Profusa had a vision for its Lumee™ Oxygen Platform to be used in patients with potential acute and/or chronic changes in tissue oxygen levels who may benefit from continuous monitoring.

Before it could be commercially available, Profusa had a key issue to resolve with the wearable reader of its injectable hydrogel sensor.

“Ten years ago, you couldn’t build a reader that could sense multiple signals and filter out the ‘noise’ of the body’s other signals, all while being small and skin-worn,” explains Ben Hwang, CEO of Profusa. “With the latest advancements in flexible hybrid electronics technology, it’s just mature enough to work the way we want — primarily because we selected the right domain expertise partner to work with, namely NextFlex.”

NextFlex’s Role

Rather than try and balance a complex development cycle across multiple R&D and manufacturing facilities, Profusa found a one-stop­-shop solution at NextFlex’s Technology Hub in San Jose, which is also an FDA compliant manufacturing facility. Here, Profusa found it could develop its solution with NextFlex’s assistance in just four months while having the right conversations to move its reader design toward production at scale.

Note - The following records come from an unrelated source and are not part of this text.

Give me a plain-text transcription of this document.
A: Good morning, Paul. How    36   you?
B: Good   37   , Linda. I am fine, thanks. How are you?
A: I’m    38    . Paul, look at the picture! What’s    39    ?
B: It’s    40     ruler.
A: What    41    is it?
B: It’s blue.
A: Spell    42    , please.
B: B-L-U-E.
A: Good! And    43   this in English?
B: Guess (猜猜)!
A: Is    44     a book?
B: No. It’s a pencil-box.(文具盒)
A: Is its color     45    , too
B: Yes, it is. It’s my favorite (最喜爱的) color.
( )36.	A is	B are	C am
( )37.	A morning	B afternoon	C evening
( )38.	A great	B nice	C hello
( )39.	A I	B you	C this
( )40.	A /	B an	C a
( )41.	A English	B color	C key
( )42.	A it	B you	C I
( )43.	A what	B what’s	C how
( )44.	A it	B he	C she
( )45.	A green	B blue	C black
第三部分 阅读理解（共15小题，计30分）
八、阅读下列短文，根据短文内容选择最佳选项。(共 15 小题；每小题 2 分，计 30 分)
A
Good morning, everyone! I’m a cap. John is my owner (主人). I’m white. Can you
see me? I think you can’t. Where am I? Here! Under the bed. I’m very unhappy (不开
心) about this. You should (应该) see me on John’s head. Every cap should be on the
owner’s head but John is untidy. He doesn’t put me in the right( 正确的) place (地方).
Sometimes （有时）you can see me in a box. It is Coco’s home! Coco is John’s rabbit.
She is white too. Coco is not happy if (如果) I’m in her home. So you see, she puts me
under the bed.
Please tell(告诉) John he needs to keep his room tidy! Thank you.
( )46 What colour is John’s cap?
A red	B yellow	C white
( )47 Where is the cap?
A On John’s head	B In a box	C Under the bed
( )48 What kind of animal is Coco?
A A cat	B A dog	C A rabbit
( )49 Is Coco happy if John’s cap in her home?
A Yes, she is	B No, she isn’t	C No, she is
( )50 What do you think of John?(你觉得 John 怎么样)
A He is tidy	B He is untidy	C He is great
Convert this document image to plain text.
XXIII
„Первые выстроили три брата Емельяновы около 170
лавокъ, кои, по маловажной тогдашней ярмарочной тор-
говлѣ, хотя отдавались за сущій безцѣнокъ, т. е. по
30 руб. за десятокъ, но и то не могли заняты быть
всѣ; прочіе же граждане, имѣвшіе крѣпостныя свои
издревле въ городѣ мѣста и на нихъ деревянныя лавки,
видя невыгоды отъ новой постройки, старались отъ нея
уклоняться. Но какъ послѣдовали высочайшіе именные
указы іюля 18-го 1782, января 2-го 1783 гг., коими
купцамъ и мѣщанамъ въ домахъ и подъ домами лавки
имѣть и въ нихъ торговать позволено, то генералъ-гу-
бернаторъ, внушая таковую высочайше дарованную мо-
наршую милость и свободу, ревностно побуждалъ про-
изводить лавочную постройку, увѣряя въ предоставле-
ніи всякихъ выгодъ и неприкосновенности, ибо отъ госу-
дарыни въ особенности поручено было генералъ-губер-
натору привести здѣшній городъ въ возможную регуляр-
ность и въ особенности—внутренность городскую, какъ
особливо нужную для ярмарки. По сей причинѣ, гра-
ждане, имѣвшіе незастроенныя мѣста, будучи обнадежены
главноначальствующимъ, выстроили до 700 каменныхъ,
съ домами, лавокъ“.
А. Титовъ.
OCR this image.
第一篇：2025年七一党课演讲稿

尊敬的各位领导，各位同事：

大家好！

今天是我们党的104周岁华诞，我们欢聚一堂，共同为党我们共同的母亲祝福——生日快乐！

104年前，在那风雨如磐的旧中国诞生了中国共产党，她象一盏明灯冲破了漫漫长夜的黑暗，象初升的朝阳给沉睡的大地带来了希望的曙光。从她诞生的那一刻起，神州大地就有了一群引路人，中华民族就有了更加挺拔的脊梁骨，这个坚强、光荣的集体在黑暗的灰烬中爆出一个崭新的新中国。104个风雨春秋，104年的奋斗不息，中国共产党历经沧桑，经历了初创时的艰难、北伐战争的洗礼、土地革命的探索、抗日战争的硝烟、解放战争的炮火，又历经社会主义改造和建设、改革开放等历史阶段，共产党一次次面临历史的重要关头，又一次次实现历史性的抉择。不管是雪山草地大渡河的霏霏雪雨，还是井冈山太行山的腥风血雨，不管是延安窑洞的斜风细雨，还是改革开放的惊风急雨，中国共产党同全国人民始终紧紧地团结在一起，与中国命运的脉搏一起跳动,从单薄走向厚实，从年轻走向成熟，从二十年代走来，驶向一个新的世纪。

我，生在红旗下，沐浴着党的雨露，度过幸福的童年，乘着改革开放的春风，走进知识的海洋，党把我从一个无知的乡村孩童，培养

By combining expertise in flexible hybrid electronics, engineering, materials science and optics, NextFlex took Profusa’s design work and design criteria, and pushed them toward a smaller, flexible form that works in harmony with Profusa’s tissue sensors. In the end, improvements to durability, flexibility and performance were all achieved. NextFlex went on to manufacture over 1000 wearable units with increasing yield and productivity by the end of 2019.


Through NextFlex’s aid, Profusa was able to take technology that could previously only be deployed in a hospital setting and move toward having a device with clinical-grade information in a wearable and flexible form that’s attractive to consumers. Profusa has been able to respond to the accelerated adoption of wireless and flexible hybrid electronics technologies in the digital health era, moving towards the launch of a wearable device that generates data that medical doctors and consumers can get the most out of.